The polluters are watching, warning, regulating the polluters. The warmers are keeping tabs on the warmers, and everybody else might give it a tisk or give it a task but they go no driving their cars, living the warming large.
We sure do enjoy messing with that sky, even if it means dangerous car wrecks and dangerous streets. We will live with the chaos and the consequences even if the mode of the extinction is so awful in its day to day operation anyway. We are happy to live the horror now and pass it on to the next generations.
So far, the sky has been fairly easy on us. I would hate to see what it does when it gets awfully angry.
June 10
Tuesday night I went to see a showcase of quickly produced locally made short films. They had actually all been made last weekend. There were a number of similar themes and scenes and settings in the films, but it kind of surprised me that two of the twelve were about car accidents. In one, the guy in the car crash died. In the other, the guy in the crash survived, but just barely.
The repetition of this theme was some kind of demonstration to me of the ubiquity of car crashes. The car crash has a central role in car culture. It is one of those events that people use to tell cultural time, to identify place, to help distinguish some special days from the whole accumulation of time and place that sometimes vanishes so easily from memory.
There is a car crash going on right now. People are maimed or dying or dead right now because of a car crash. It is part of the deal that comes along with getting in the driver's seat and turning the key. You get speed and power, sure, but in order to get them you run the risk of crash and death or else just tremendous medical or car repair bills. And if you do not kill yourself, you risk killing other people.

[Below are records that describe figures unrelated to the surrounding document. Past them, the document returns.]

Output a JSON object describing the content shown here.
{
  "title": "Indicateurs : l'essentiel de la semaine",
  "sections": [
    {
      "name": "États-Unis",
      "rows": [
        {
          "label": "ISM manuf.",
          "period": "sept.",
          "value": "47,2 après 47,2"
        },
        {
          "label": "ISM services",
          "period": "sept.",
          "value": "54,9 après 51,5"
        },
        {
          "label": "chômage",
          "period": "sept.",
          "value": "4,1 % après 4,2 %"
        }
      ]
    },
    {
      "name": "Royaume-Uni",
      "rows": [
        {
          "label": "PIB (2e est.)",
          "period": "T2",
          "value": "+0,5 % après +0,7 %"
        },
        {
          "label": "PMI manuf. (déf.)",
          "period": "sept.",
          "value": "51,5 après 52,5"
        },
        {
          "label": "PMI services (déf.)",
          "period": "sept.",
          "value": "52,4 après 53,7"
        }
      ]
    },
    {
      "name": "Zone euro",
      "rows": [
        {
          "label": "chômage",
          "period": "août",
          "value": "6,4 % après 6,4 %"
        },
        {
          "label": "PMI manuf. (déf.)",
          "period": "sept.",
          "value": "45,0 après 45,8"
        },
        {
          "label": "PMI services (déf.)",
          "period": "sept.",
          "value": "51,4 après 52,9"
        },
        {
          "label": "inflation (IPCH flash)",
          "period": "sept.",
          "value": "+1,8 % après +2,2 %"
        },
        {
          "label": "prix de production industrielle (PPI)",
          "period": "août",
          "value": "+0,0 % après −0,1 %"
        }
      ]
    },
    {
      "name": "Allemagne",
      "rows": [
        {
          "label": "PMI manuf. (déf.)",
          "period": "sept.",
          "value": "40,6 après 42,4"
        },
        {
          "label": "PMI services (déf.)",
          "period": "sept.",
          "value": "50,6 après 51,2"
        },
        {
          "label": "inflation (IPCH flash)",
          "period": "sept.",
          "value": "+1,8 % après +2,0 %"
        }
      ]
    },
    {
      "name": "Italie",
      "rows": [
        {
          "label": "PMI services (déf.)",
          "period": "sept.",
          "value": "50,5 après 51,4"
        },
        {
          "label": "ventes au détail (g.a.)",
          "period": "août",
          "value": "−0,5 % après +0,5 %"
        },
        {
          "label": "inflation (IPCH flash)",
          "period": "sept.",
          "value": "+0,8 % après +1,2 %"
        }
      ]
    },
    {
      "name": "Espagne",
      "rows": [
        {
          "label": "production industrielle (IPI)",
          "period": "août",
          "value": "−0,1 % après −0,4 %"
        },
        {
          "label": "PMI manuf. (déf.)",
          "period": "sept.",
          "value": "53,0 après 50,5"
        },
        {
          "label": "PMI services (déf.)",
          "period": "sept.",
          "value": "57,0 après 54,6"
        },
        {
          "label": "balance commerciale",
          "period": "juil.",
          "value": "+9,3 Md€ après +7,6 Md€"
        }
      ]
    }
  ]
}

The crash is part of what you accept when you take car culture into your life. If you drive there is a chance that you will crash or smash up your car in some way. It is far more likely than the chance that your plane or bus or train will crash, or that you will kill yourself in a particularly dangerous walk.
In the last two weeks I have heard people tell their own crash stories. In both cases another vehicle smashed into the side of theirs. I listened to such a story at a party and someone at work had the same thing happen to him and his vehicle. In both cases the cars got the worst of it, and the people came out with no injuries, other than being shaken up. But neither of them was shaken enough to say enough is enough with metal death machine transportation.
Of course, a crash is the last thing that most drivers want, but the first thing they set in motion when they turn that key and start the combustion explosion. It is part of the war that they live with to get around in this scattered social scene, something that we have built up a whole industry to minimize, with seatbelts and airbags and law enforcement. We are quick to the band aids but never want to touch the heart of the problem, because getting to the cause of the problem of all that death and disfigurement would mean closing the door on car transportation itself and saying that it is just not worth it, not worth the pain and crashes.
There is a gamble that goes with everything, but the gamble that goes with car transportation is particularly fixed against drivers, pedestrians, the whole planet. The crash is at the very heart of car transportation, it is an essential part of the situation. It is a seed kernel from which much greater chaos grows. It is the incredible news that is never news, it just happens all the time and all around us and we let ourselves go into a great car coma to ignore the death. That comes with the strength of medication of the whole car drug trip thing.